Nach dem Dokumentarfilm „Aus der Ferne“ (2006) über eine Reise Arslans durch die heimatliche Türkei (bei dem er auch die Kamera führte), verlässt er mit dem Familiendrama „Ferien“ (2007) das in den vorhergehenden Spielfilmen präsente Berlin. Präzise und minutiös entwickelt sich in dem Film – in dem Arslan zum ersten Mal ausschließlich mit professionellen Darstellern arbeitet – ein Generationenporträt, in dem sich die Mikro- und Makroebenen einer Familie unaufgeregt, aber dennoch hoch emotional verschränken.
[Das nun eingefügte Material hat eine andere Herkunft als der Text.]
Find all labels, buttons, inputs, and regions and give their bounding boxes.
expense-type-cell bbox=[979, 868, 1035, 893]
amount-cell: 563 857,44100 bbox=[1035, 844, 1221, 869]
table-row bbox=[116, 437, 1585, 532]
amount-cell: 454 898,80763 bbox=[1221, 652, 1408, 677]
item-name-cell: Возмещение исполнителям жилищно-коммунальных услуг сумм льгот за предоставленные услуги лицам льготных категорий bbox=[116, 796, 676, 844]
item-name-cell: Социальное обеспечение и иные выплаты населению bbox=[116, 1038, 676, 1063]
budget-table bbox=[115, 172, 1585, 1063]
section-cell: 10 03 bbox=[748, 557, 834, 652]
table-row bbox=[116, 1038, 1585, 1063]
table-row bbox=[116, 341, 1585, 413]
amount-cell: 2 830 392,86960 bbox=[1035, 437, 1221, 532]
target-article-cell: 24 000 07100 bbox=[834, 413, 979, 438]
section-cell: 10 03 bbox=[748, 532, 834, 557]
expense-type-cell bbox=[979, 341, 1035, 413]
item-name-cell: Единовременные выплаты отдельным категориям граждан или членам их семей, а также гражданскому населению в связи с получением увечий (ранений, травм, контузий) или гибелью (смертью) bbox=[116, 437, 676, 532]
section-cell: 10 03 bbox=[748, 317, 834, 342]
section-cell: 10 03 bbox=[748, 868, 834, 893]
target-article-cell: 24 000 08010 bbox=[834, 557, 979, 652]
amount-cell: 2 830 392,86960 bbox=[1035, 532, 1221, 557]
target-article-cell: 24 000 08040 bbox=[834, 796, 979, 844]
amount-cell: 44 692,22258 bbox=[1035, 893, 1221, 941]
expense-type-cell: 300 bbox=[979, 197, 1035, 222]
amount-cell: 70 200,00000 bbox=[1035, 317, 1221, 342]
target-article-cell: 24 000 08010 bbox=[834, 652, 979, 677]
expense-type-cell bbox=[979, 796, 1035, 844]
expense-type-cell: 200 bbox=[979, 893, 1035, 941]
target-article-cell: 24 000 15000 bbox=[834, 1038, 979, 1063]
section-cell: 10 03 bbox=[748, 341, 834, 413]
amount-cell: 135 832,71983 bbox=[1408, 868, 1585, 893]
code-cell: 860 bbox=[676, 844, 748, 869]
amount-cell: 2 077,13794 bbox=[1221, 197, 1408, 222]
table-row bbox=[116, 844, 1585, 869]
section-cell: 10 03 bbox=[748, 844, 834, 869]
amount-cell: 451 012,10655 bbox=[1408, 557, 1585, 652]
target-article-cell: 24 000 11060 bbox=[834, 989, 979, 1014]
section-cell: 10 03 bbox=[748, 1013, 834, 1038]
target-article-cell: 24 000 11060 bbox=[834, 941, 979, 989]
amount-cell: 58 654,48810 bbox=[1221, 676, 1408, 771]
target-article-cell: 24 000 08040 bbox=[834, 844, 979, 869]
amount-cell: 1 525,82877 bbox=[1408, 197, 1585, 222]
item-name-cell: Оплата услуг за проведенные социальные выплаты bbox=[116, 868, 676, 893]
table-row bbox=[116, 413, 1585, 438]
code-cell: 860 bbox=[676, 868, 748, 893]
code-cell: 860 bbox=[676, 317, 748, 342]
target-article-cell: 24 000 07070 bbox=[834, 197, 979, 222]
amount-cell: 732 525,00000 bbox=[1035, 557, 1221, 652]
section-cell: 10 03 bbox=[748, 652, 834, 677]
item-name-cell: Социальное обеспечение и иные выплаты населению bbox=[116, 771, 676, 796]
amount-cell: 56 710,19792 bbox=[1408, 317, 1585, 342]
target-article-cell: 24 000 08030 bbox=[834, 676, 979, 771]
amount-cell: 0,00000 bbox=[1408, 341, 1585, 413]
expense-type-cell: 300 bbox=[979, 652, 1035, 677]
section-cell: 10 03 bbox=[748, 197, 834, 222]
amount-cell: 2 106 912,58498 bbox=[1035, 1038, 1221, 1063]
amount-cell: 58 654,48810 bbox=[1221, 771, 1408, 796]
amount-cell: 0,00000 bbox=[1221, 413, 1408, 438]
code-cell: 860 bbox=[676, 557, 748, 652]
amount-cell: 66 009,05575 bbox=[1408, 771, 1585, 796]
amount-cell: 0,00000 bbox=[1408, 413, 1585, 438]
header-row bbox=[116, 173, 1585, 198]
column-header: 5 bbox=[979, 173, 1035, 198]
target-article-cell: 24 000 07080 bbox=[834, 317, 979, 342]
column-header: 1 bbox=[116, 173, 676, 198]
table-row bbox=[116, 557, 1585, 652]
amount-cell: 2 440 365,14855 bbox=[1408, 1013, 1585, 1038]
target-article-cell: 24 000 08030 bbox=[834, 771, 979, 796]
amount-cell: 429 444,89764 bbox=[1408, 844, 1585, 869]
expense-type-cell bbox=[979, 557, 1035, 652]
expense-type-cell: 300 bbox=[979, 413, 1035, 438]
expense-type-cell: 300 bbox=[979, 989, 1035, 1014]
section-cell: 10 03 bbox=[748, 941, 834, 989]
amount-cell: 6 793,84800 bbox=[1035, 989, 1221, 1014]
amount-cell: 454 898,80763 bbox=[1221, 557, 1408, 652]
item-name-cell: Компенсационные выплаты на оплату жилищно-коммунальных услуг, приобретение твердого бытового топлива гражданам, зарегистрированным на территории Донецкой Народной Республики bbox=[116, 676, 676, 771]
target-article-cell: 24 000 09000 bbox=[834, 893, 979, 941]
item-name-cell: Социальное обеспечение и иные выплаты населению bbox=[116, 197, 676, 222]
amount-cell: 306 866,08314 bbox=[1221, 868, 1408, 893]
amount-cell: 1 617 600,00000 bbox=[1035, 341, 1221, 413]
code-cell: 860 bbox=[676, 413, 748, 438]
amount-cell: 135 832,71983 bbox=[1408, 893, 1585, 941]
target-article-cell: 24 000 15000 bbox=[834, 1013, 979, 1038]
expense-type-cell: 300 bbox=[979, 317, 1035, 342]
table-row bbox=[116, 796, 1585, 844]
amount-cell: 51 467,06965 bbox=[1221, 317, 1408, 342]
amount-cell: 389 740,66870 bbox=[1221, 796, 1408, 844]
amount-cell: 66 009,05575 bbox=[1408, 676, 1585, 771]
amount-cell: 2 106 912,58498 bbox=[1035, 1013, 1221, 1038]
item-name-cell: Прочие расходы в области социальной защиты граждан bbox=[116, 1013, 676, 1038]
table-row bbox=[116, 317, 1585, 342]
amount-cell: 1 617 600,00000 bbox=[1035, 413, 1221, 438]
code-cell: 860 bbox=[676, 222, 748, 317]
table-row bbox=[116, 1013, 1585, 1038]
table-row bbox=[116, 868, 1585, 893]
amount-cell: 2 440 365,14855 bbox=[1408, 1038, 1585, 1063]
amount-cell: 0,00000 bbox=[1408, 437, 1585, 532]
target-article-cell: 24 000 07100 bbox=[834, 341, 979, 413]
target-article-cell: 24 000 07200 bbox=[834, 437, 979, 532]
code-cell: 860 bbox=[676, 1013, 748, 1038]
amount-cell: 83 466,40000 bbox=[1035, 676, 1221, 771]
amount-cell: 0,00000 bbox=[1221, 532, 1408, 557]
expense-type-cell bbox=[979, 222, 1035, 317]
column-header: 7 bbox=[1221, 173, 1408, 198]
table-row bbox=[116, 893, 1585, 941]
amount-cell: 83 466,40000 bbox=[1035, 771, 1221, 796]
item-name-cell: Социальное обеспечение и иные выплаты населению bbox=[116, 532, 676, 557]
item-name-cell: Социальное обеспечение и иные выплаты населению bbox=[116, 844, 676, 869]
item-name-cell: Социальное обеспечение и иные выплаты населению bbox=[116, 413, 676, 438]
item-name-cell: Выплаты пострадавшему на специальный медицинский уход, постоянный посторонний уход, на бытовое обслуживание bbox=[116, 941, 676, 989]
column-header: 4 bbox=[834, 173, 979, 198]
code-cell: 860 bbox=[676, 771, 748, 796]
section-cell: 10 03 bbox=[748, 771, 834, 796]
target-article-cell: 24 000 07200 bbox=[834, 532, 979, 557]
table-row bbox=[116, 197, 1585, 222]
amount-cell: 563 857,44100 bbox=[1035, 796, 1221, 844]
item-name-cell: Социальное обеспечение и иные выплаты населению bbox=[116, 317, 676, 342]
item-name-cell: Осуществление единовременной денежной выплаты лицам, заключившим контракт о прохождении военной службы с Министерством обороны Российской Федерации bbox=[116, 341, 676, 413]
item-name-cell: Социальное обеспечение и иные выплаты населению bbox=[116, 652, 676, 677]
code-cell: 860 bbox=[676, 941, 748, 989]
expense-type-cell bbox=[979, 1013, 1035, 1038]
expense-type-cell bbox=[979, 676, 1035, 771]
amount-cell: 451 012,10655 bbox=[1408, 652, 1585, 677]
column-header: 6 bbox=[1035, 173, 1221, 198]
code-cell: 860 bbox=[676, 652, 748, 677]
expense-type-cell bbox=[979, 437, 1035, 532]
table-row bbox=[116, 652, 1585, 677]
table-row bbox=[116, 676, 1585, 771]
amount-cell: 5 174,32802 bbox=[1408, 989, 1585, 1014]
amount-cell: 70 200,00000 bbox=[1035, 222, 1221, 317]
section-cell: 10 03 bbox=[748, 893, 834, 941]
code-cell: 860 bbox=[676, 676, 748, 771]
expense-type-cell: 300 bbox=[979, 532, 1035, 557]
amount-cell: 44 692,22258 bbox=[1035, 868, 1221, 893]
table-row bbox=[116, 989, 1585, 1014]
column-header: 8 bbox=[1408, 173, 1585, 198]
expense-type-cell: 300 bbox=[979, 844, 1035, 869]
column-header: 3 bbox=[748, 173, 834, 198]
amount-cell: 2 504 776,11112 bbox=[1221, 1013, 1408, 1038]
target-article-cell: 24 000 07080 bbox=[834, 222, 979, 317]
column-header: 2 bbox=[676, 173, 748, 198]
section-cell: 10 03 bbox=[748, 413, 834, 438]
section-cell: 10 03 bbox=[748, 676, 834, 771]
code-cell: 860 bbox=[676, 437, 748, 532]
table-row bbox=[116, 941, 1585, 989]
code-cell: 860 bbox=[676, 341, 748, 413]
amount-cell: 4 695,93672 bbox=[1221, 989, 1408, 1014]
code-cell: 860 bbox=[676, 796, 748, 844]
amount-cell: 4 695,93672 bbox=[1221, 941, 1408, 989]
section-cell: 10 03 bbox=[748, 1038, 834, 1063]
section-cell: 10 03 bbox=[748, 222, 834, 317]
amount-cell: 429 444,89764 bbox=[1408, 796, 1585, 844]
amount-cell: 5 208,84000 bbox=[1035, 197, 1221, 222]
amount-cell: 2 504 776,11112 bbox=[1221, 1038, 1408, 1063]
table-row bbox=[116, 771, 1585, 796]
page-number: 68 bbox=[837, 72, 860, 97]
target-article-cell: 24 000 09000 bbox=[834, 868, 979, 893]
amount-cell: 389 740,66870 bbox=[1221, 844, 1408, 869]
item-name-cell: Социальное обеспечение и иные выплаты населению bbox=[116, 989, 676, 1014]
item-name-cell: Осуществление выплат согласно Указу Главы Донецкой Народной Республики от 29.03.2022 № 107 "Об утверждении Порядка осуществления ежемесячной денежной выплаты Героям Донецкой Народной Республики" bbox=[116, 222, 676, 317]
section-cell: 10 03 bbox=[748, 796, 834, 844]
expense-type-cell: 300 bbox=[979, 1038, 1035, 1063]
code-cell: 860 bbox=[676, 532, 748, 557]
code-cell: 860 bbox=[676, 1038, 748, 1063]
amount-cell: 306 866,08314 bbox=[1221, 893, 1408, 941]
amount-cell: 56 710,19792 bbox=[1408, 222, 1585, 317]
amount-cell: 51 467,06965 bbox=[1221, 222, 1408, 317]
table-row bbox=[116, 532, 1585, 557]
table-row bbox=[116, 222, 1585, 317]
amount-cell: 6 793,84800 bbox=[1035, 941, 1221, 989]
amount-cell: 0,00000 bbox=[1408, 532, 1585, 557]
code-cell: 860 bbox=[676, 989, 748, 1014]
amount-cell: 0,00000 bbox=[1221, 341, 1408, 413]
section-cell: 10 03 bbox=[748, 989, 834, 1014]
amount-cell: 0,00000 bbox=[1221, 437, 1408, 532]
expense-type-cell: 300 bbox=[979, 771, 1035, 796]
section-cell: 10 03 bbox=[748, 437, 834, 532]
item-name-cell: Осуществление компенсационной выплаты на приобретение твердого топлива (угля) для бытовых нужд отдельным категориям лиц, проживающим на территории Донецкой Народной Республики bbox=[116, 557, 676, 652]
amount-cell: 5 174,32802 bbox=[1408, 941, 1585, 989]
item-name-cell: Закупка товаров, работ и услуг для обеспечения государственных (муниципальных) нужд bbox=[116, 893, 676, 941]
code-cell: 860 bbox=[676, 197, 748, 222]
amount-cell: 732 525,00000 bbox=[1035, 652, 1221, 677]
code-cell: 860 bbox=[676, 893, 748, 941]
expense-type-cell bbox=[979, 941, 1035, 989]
Zu seiner Inszenierungsmethode sagt Arslan: „Ich versuche, so nüchtern wie möglich mit der Kamera zu arbeiten. Die Kamera ist für mich ein autonomes Segment des Filmemachens, die nicht primär dafür da ist, Emotionen zu evozieren. Mich interessiert es, Emotionen indirekter entstehen zu lassen, nicht unmittelbar medial zu forcieren. Das hat auch mit dem Respekt vor den Figuren zu tun. Man kann Nähe zu ihnen auch auf eine andere Weise als mit einer Großaufnahme vermitteln.“
Der Respekt vor den Figuren und der Eigenlogik der Milieus, in denen sie sich bewegen, zeigt sich auch in „Im Schatten“, der 2010 im „Forum“ der Berlinale gezeigt wurde. Der präzis schillernde Neo-Noir schildert den Alltag eines aus dem Gefängnis entlassenen Gangsters, der genau da weiter macht, wo er vor seiner Inhaftierung aufgehört hatte. Arslan arbeitet dabei – ähnlich wie beim dieses Jahr im Wettbewerb der Berlinale vorgestellten „Gold“, einer Spät-Western-Variation über eine Gruppe deutscher Auswanderer in Kanada – mit Folien und Versatzstücken konventioneller Erzählformen. Er transponiert diese Elemente jedoch stark, nutzt die vorgegebenen Rahmen zur Fokussierung innerer, mentaler Zustände und zur kinematografischen Artikulation physischer Wirklichkeit: „Ich mache eigentlich keinen Unterschied zwischen Genre und Nicht-Genre. In Genres gibt es einen Satz von Mustern, der eine Art öffentliche Verabredung zwischen dem Film und seinen Zuschauern impliziert. Was mich dann jeweils speziell interessiert, sind die Variationen im Detail. Die Genre-Elemente dürfen nicht so dicht werden, dass sie nur noch auf Filmgeschichte referenzieren. Stattdessen müssen sie eine Öffnung zur Welt ermöglichen.“
Thomas Arslan wird 1962 als Sohn deutsch-türkischer Eltern in Braunschweig geboren. Von 1963 bis 1967 wächst er im westdeutschen Essen auf. Zwischen 1967 und 1971 lebt Arslan im türkischen Ankara, wo er die Grundschule besucht, 1971 kehrt er nach Essen zurück. Nach Abitur und Zivildienst in Hamburg studiert er 1985/86 Germanistik in München, wechselt dann an die Deutsche Film- und Fernsehakademie nach Berlin, wo er sechs Jahre Regie studiert. Seit 1992 ist er als freiberuflicher Drehbuchautor und Filmemacher tätig. Seit 2007 ist er zudem Professor für das Lehrgebiet „Narration mit und in technischen Bildmedien“ an der Universität der Künste in Berlin.